Integrating new modules

Integrating a new module will depend in large part on the structure and language of that module, and so specific advice is difficult to provide. However, there are some general features and requirements that should be followed.

Guidelines

First, any new module must be scriptable. If it requires e.g. a GUI to operate, it cannot be called within HydroBOT and so users should proceed with the Aggregator step using the outputs of that module, as described here. Scriptable but proprietary modules should be possible, but would only be usable by those with the proper licenses.

Beyond being scriptable, the other key requirements and guidelines are:

  • The module should take paths, not data, as an argument.

    • This isn’t a dealbreaker, but passing data rather than paths is expensive, especially if the module is in a different language.

    • It may be possible to write a wrapper in the native language to provide this functionality, see controller_functions.py in HydroBOT.

  • The module should be able to operate on a directory structure representing scenarios and save to a similar structure.

    • Not only does this simplify the structure, it allows parallelisation.
  • The calling function should accept relevant arguments controlling the module.

    • It can (and should) do some limited parsing and cleanup of these arguments.
  • The outputs should be tabular, with a column indicating ‘scenario’, one or more columns of output values, and columns indicating the spatial and temporal unit (e.g ‘gauge’ and ‘year’).

Pseudocode

A good template to follow is prep_run_save_ewrs() in HydroBOT, along with the python functions in python/controller_functions.py that do minimal data cleaning in python to avoid passing data between languages.

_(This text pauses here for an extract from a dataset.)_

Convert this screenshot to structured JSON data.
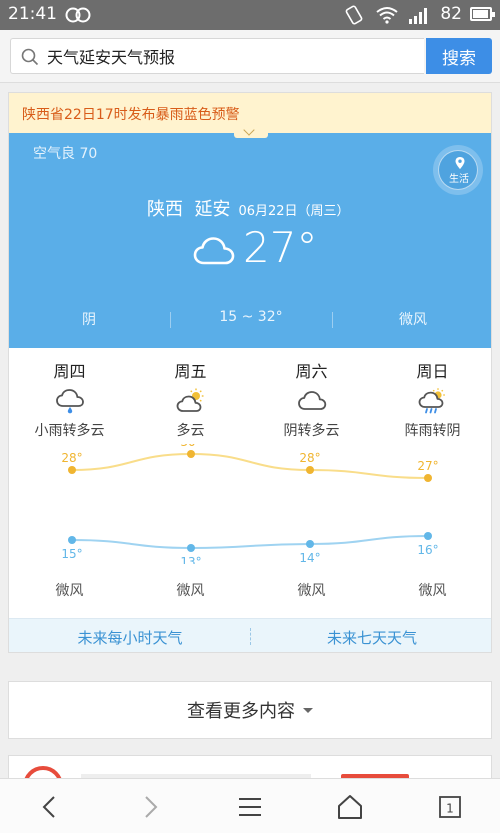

We provide some brief pseudocode here, along with notes about relevant helper functions. It is likely that prep_run_save_ewrs() will be made more generic into prep_run_save_module() as development progresses, further minimising the work needed to add modules. At present though, it works as follows (complexity such as file_search, fill_missing, and rparallel is not included here but could be easily adapted).

prep_run_save_newmod <- function(hydrograph_directory,
                                 outer_output_directory,
                                 output_subdirectory,
                                 module_name,
                                 module_arg1,
                                 module_arg2,
                                 module_outputs) {
  # clean up module arguments (at top because they often relate to paths)
  module_arg1 <- clean_arg1(module_arg1)
  
  # Get the paths to all the input hydrographs
  # This might e.g. look for csvs or other requirements defined in module_arg1
  needed_file_info <- parse_path_info(module_arg1, hydrograph_directory)
  
  # The find_scenario_paths() function can be helpful here, e.g.
  hydro_paths <- find_scenario_paths(hydrograph_directory, type = filetype,
                                       scenarios_from = 'directory',
                                       file_search = file_search)
  
  # potentially, filter those according to something like `file_search` (not shown)
  
  # set up outputs (do it here so the directories exist for saving, and to enable checking missing runs). There might be different types of outputs, set by e.g. `outtypes`, 
      output_path <- make_output_dir(outer_output_directory,
      scenarios = names(hydro_paths),
      module_name = module_name,
      subdir = output_subdirectory,
      outtypes = module_outputs
      )
      
  # potentially, check and fill missing runs (e.g. if a huge parallel group failed partway through). Not shown
      
      # Create metadata file
      
      # loop over the list of hydro_paths (possibly in parallel) to call the module with its arguments
      # `safe_imap` is a version of purrr::imap and furrr::imap that continues past errors so big runs don't fail. It reports and locates those errors as well.
      mod_out <- safe_imap(hydro_paths, module_fun(module_arg1, module_arg2))
      
      # do any necessary cleanup (ideally, this would happen in `module_fun`)
      
      # save metadata file
      
      yaml::write_yaml(metadata_information_list)
      
      # possibly return the mod_out if desired
      
      # possibly save the mod_out if desired (though this is better in module_fun in general)
}

The part that bears a bit more scrutiny there is module_fun(), which is the function that runs the module itself for a single hydrograph. If the module is itself an R function, this might just be that function. Where it is not, it might be an interface to a different language (e.g. Python) that also provides some simple saving functionality and smooths the transfer of output data back to R if necessary.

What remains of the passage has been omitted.